I decided on 101 reasons as I didn’t want to depress the entire legal profession by having 1,001.
Paul Brennan, Lawyer, Sunshine Coast, Queensland, Australia

Friday, July 18, 2008

#12 They have an unhealthy interest in obscenity


There are people in our society who do not have a high appreciation of art, such as the ladies who convinced a US museum to cover up the genitals of an exhibition of Greek statutes. In fact, sticking a clay fig leaf on certain statues has been popular for centuries and probably requires a steady hand.

Therefore, when an art exhibition by an internationally renowned artist is raided by police and photographs of pre-pubescent girls in a “sexual context” have been seized, people are either outraged at the photographs or the raid itself.

Obscenity is difficult to prove. The pictures may need to “deprave and corrupt”, which takes some going, especially nowadays as anybody who has watched shows like “The Simpsons” and “Southpark” will know. The Jury may be told that “depravity and corruption” are given their ordinary dictionary meaning, which is not much help. One judge said of obscenity, “I cannot describe it but I know what it is when I see it”.

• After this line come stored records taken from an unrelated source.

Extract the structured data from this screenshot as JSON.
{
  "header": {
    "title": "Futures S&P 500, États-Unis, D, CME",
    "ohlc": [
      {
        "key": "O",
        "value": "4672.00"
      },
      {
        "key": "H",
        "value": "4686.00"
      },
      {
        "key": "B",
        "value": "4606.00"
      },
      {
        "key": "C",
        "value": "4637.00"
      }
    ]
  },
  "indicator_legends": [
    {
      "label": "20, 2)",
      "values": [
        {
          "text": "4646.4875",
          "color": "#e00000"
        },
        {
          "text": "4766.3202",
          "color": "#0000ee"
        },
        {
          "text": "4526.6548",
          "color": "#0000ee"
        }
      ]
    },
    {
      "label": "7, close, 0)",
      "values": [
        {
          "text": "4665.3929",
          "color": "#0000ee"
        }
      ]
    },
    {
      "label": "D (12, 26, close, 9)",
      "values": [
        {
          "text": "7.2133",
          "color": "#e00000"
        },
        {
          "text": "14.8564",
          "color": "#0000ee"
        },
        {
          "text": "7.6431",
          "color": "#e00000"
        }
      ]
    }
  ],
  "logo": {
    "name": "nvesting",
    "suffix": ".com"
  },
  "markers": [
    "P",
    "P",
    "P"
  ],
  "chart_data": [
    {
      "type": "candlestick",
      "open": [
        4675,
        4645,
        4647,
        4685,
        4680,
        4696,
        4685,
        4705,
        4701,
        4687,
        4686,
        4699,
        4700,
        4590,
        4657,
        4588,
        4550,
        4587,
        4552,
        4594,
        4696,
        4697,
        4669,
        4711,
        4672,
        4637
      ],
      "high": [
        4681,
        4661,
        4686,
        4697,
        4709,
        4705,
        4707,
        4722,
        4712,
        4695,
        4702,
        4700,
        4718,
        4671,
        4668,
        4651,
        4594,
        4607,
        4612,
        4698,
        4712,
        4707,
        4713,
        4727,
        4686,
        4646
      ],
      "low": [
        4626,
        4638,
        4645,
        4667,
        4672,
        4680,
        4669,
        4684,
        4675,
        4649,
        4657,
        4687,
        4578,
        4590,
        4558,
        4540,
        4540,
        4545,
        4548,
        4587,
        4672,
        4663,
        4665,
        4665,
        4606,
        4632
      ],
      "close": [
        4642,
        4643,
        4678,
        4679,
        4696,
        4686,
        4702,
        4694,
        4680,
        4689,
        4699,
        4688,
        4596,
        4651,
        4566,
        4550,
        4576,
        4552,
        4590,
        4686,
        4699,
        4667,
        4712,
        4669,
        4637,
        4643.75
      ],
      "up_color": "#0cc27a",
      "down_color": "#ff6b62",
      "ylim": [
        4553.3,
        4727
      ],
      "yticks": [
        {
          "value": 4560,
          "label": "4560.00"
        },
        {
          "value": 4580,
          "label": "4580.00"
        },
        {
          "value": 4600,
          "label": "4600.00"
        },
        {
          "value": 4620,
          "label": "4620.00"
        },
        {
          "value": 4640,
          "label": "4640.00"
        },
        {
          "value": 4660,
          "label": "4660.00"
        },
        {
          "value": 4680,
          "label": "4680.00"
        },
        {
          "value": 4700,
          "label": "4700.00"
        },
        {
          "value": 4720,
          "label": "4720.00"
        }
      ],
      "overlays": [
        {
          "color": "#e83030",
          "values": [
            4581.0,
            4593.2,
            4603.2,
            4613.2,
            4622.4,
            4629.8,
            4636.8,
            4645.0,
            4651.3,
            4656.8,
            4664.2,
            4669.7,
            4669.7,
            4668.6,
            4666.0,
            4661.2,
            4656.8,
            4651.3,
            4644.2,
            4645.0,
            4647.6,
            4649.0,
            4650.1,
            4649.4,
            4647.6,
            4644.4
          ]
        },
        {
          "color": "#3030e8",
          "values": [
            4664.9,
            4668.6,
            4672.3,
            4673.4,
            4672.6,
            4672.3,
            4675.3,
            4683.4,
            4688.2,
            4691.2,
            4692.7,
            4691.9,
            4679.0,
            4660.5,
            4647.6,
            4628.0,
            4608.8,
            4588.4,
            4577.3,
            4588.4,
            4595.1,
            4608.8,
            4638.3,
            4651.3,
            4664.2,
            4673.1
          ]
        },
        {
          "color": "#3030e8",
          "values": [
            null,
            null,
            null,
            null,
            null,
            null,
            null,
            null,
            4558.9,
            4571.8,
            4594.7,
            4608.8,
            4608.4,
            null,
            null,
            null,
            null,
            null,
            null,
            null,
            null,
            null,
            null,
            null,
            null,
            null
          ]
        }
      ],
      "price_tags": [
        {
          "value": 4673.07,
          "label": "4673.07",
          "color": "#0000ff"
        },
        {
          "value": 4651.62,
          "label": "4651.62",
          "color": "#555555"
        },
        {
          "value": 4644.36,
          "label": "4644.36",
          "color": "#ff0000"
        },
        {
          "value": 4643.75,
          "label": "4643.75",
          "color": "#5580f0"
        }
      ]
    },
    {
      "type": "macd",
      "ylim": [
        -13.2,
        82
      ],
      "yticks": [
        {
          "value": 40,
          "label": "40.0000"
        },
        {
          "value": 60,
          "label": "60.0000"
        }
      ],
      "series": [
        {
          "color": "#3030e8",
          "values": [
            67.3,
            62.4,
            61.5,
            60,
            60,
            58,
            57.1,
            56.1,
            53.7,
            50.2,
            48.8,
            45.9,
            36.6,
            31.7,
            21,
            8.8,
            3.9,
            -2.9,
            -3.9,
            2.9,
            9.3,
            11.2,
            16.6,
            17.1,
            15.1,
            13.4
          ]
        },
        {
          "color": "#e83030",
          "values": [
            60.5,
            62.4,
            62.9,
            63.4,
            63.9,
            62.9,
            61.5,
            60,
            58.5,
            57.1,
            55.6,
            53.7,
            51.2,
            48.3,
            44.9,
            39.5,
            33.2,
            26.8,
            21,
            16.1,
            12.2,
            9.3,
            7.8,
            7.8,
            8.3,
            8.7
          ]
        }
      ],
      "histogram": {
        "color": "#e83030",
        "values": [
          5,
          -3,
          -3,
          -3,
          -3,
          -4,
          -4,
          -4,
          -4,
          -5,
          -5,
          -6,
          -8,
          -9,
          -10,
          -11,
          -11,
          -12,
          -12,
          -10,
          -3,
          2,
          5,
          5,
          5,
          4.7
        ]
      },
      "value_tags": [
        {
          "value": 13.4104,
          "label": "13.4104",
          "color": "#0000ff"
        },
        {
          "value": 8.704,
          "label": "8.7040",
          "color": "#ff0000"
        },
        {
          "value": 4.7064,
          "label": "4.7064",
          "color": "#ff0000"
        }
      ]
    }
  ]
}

In the “Lady Chatterley’s Lover” trial, a judge said it was the sort of book that you would not want your servants to read, which explains why those charged with obscenity can be glad that a jury decides.

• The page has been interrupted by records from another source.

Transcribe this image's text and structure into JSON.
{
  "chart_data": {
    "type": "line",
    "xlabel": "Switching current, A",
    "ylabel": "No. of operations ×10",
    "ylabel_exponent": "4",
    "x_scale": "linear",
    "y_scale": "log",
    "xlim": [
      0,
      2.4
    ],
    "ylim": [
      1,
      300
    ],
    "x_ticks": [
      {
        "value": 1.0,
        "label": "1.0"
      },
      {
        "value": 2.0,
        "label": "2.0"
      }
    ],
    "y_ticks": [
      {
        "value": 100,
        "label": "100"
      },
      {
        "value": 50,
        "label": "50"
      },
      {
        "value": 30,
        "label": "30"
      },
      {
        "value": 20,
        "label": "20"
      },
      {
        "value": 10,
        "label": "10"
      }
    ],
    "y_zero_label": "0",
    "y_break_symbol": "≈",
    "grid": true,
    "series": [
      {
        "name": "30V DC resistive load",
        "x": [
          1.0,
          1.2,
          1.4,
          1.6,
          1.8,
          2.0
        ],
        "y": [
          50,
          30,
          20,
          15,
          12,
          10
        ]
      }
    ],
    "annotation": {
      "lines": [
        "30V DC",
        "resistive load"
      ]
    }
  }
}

The divide for most legislation and many of us is that if it can be called “art”, however weird it seems to us, it is probably alright. In this case, the photographs were on sale for $25,000 each so that must be art or at least he has got me fooled.

In obscenity trials the Prosecution produce po-faced Puritans, who are disgusted and the Defence produce “Oscar Wilde” types who say, in art, anything goes. There can be a party atmosphere. But, if there is a guilty verdict, the defendants will probably be sent to prison as in the Oz trial because they have gone too far in the view of a jury.

So what is normal? Well, I thought I had a handle on this until a few weeks ago, when a primary school teacher was suspended from her job for appearing naked in Cleo magazine and speaking candidly about her sex life with her husband. Asked if she ever brought “toys” into the bedroom The Australian reported her reply as “Yes, the usual stuff - dildos, clitoral stimulators, whips and cuffs”. Understandably, now, I am not so sure.